Caltex to end franchising, business model questioned
Fuel retailer Caltex has announced it will cease all franchising operations by 2020 and take over operation of its 433 franchised sites but denies its decision is linked to wage fraud, which a Fair Work Ombudsman investigation has claimed occurs in much of its network. Caltex is preparing to spend up to $120 million to take control of its franchise network, with the 433 stores owned by 237 franchisees, for an average cost of around $277,000 per outlet.
Franchisees may be offered a financial incentive to exit their franchise agreements early, or face the prospect of receiving nothing except the value of their stock at the end of their agreements. Franchisees who have agreements which extend beyond 2020 may receive greater incentives to exit.
The company says its move to a wholly company-owned model is to accelerate the pace of change in its network as it rolls out new retail models, however franchisees are concerned that they may not receive enough compensation to cover their debts.
The company has also come under fire from a Fair Work Ombudsman (FWO) investigation, which revealed that 75 per cent of Caltex stores it had audited were underpaying staff, leading to FWO chief Natalie James claiming that Caltex presided over “a non-compliant and unsustainable operating model”.
RFG store closures could reach 460
Embattled multi-brand listed franchisor Retail Food Group has announced that it expects to close between 160-200 stores by mid 2019 following an external review of its business, however one financial analyst has estimated this figure might need to be closer to 460 stores, according to a media report.

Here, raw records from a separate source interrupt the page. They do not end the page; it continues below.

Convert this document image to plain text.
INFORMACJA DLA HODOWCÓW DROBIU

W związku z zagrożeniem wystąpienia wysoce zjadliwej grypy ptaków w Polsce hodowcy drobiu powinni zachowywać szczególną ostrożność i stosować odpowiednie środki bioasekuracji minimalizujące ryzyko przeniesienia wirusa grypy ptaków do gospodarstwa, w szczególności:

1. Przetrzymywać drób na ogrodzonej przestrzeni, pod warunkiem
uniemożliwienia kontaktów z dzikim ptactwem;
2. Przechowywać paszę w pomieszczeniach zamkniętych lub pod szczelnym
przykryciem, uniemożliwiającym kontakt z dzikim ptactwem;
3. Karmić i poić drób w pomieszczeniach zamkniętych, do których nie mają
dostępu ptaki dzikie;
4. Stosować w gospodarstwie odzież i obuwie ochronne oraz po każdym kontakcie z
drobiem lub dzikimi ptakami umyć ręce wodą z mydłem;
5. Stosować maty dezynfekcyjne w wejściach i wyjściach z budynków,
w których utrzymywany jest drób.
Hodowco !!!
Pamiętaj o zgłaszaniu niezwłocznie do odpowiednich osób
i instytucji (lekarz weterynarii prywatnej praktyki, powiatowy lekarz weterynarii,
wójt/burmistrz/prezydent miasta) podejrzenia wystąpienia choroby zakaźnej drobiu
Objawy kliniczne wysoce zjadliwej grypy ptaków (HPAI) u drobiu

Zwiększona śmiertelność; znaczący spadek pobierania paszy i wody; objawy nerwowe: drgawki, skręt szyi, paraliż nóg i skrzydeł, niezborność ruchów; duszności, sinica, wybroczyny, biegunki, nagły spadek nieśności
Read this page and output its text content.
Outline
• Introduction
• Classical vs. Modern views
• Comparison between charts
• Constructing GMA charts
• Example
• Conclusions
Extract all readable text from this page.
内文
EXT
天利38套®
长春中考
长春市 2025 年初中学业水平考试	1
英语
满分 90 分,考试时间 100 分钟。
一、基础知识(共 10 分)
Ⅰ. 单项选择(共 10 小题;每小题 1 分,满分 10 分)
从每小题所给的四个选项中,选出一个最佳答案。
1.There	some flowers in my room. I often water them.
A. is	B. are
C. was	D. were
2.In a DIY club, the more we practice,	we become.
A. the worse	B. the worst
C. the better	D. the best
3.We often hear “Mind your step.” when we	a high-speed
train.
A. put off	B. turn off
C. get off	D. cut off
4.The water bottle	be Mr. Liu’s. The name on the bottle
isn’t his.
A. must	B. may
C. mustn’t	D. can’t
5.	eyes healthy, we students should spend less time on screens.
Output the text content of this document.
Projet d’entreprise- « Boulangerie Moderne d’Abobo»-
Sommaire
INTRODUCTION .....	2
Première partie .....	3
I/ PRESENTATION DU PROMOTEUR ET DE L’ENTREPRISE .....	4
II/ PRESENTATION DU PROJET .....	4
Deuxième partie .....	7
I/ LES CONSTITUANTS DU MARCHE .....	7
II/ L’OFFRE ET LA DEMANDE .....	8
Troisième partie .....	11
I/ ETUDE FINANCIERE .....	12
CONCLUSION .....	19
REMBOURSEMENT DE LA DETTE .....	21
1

An analyst at financial services firm UBS has said that new conditions imposed by the company’s banks will be difficult to sustain and could mean that it will need to shed more than double the anticipated number of stores in order to stay within its lenders’ new debt to earnings ratio requirements.

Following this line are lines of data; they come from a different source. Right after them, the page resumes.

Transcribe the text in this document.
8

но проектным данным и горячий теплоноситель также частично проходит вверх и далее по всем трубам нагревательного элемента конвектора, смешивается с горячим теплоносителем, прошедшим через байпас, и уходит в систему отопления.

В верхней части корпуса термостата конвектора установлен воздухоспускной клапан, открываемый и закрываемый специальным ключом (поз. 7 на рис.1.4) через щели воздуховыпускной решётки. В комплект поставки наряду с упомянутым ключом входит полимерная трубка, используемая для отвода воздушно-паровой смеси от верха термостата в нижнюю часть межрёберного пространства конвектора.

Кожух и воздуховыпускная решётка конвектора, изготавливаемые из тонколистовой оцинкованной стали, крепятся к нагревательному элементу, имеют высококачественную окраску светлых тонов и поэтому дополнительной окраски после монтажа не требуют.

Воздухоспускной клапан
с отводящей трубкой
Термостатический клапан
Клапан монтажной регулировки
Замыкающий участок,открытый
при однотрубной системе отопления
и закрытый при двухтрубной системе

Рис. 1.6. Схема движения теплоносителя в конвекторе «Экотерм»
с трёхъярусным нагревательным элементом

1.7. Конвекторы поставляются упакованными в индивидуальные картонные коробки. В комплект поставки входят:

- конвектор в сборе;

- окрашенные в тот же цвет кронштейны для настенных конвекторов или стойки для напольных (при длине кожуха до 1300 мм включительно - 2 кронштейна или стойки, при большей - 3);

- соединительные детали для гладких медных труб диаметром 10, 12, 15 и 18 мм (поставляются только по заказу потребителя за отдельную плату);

The analyst estimates that RFG will need to close 36 per cent of its 1,545 stores in its Australian network over two and half years, while gaining potentially 100 new stores in its international network.
RFG’s shares were suspended recently ahead of its announcement of an $87.8 million half-year loss, compared to a profit of $32.7 million for the corresponding period in the previous year. The company also announced it would write down $138 million off its balance sheet through provisioning $35.7 million for store closures, and booking impairment charges of $45 million against its Michel’s Patisserie brand, $34.5 million against its coffee division, and $4.5 million against its Pizza Capers brand.
Nuts franchise goes bust
Victorian based kiosk-style snack food franchise John’s Nuts has entered voluntary administration, according to a media report. Franchisees of the seven-store chain have allegedly been left in “a terrible condition”, with the administrator disclaiming all leases. However, franchisees have been given access to John’s Nuts recipes so they can continue to operate their business independently.
High rents demanded by large shopping centres are considered a contributing factor to the company’s voluntary administration.
700 KFC outlets closed in UK due to delivery bungle
Around 700 of fast food chain KFC’s 800 outlets in the United Kingdom were forced to close due to a shortage of chickens following a change to the company’s delivery contractor, according to a media report.
The delivery meltdown occurred on the first day that new delivery contractor DHL took over from former provider Bidvest, with DHL stating that it was working through “operational issues” involving a logistics software partner.
The supply chain disruption is expected to take up to a month to fully resolve, with stores progressively reopening, or operating with limited menus. Around 80 per cent of the KFC stores in the UK are operated by franchisees whose businesses will be seriously damaged as a result of the supply chain disruption.